Mevsim kış ve bazı ocaklar tütüyordu. Çünkü ocak soğuk aylardan biriydi. Sadece dışarıda üşüyenlerin yanı sıra hiçbir yerde üşümeyenlerde vardı. Tıpkı evde de üşüyenlerin var olması gibi.

Aylardan ocaktı ve takvimler ayın birini gösteriyordu. Ben yağmurlu bir günde paltomun altına girip kendime sığınacak bir yer arıyordum. Ülke şartlarına göre üşemeyenlerden biri sayılırdım. Malum devlet baba güvencesi işte.
Yılın ilk günüydü yani. Ben gideceğim yere ulaşmak için hızlı adımlarla sokakları arşınlıyordum. Sokaklarda insan azdı. Malum bir gün öncesi 31 Aralıktı ve o gecenin adı ve mahiyeti farklıydı.

Daha takvimlerden kasım ayına ait yaprak düşmeden yeni bir yıla girileceği söyleniyordu. Öyle söyleniyordu ki her şey düzelecek sanıyordu insan. Umutlanıyordu işte…
Ne demiş atalarımız:” Umut fakirin ekmeği ye ye bitmez.” Biter mi bitmez mi orasını bilmem ama herkes bu “umut” denilen şeyin mühim bir şey olduğunu sanıyordu. Aslına bakılırsa tatlı bir hayalden ibaretti umut denilen şey.
Biraz yürüdükten sonra bir el arabasında çorap satan birine rastladım. Adam tezgahının başında dikilip duruyordu. Ben ise fazla üşümemek için hızla yürüyordum.

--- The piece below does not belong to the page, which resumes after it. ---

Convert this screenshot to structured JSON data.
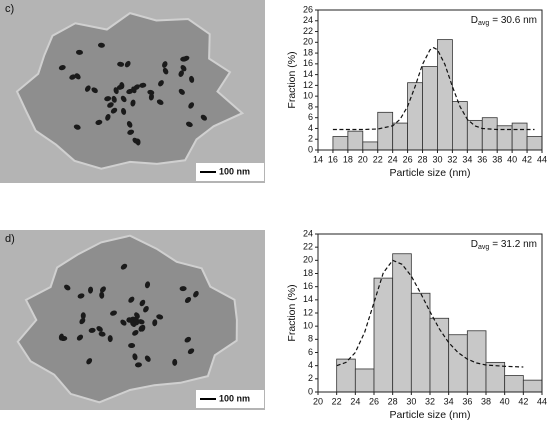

Ne zaman çorap satan adamı gördüm adımlarım yavaşladı. Ve yanından geçerken uzağında bir yerde durdum.

Bu adamın bir gece önceki halini düşündüm. O da biliyordu ki “yılbaşı” denilen gece o geceydi. Belki kazandığı üç-beş kuruşla o da katıldı eğlenceye. Şöyle ailesini yanına toplayıp felekten bir “gece” çaldı belki de. Sonra hayaller kurup yattı. Nasılsa önünde yeni bir yıl vardı ve herkes o gece umutlu konuşuyor, güzel şeyler söylüyordu. Aralarında önemli adamlarda vardı. Üstelik bu önemli adamlar arasında şaibeli olmayanlar da vardı. Koskoca adamlar yalan söyleyecek değillerdi ya…

Sonra yarınlardan umutlu bir vaziyette uzandı yatağına. Belki de çorap fabrikası sahibi bile olabilirdi yarın. Her şey güzelleşebilirdi. Bu kadar insan boşuna mı eğleniyorlardı?
Derin bir uykunun ardından sabah oldu. Hava soğuk ve herkes açtı. Ortalıkta çorap fabrikası falan yoktu. Tek çare yine bildiği işi yapmaktı. Bu kış günü yapılacak en akıllıca işlerden biri de çorap satmaktı. Ayakları üşüyenler için bu önemliydi. Kimse üşüyen bir ayakla gezemezdi.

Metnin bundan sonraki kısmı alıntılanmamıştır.